Although embodiments of the present disclosure and their advantages have been disclosed above, it should be understood that various changes, substitutions and alterations can be made herein by those skilled in the art without departing from the spirit and scope of the disclosure. Features of the embodiments of the present disclosure may be mixed and matched at will without departing from the spirit or conflict of the present disclosure. Furthermore, the scope of the present application is not intended to be limited to the particular embodiments of the process, machine, manufacture, composition of matter, means, methods and steps described in the specification, and those of skill in the art will appreciate from the present disclosure that any process, machine, manufacture, composition of matter, means, methods and steps which may be practiced in the practice of the embodiments described herein or with substantially the same result. Accordingly, the scope of the present disclosure includes such processes, machines, manufacture, compositions of matter, means, methods, or steps. The scope of the present disclosure is defined by the scope of the appended claims. Not all of the objects, advantages, features of the disclosure are required to be achieved by any one embodiment or claim of the disclosure.

Claims (10)

1. An electronic device, comprising:

a first gate line having a first gate extension line and a first gate electrode protruding from the first gate extension line;

a second gate line adjacent to the first gate line, wherein the second gate line has a second gate extension line and a second gate electrode protruding from the second gate extension line;

a data line crossing the first gate line and the second gate line in a top view of the electronic device; and

and a semiconductor pattern electrically connected to the data line, wherein the semiconductor pattern is disposed between the first gate extension line and the second gate extension line, and the semiconductor pattern overlaps the first gate electrode and overlaps the second gate electrode.

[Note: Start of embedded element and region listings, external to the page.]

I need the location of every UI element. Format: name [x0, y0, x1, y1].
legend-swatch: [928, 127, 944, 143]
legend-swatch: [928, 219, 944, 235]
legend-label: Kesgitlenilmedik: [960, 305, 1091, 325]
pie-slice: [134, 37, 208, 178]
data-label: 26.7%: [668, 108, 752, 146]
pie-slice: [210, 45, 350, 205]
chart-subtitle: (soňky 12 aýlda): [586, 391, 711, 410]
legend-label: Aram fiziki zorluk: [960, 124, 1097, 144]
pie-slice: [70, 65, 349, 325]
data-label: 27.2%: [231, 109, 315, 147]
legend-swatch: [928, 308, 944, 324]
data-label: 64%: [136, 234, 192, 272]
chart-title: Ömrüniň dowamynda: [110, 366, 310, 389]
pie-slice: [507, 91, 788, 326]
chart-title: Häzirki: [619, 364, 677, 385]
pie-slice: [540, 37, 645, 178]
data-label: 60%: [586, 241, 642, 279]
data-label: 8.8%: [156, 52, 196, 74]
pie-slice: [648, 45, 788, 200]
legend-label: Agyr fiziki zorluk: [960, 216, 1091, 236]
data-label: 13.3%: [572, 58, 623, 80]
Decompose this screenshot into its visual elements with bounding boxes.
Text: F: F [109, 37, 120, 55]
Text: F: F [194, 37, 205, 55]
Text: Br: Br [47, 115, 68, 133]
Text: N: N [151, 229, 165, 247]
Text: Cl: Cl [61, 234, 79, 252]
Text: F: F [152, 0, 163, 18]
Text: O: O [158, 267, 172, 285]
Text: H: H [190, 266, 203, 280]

2. The electronic device according to claim 1, wherein the semiconductor pattern comprises:

a main portion;

a first branch portion connected to the main portion; and

a second branch portion connected to the main portion.

3. The electronic device of claim 2, wherein the first branch portion and the first gate electrode overlap each other, and the second branch portion and the second gate electrode overlap each other.

4. The electronic device of claim 3, wherein the semiconductor pattern has a first length from an edge of the main portion along the first branch portion to an edge of the first gate electrode, and a second length from the edge of the main portion along the second branch portion to an edge of the second gate electrode, the first length and the second length being substantially equal.

5. The electronic device of claim 2, further comprising a first pixel electrode electrically connected to the first branch portion; and a second pixel electrode electrically connected to the second branch portion, wherein the first pixel electrode and the second pixel electrode are disposed diagonally.

6. The electronic device of claim 5, further comprising a conductive pattern, wherein the conductive pattern is electrically connected to the second branch portion via a first via, wherein the second pixel electrode is electrically connected to the conductive pattern via a second via, wherein the first via and the second via are disposed between the first gate extension line and the second gate extension line.

7. The electronic device of claim 1, further comprising a touch signal line and a planarization layer, wherein the planarization layer is disposed on the data line and the touch signal line.

8. The electronic device of claim 7, further comprising a pixel electrode and a conductive pattern, wherein the planarization layer comprises a second via, wherein the pixel electrode is electrically connected to the conductive pattern through the second via.

9. The electronic device of claim 8, further comprising a conductive layer, wherein the conductive layer comprises the data line, the conductive pattern, and the touch signal line.

10. The electronic device of claim 1, further comprising a touch signal line, wherein in the top view, the touch signal line overlaps the semiconductor pattern.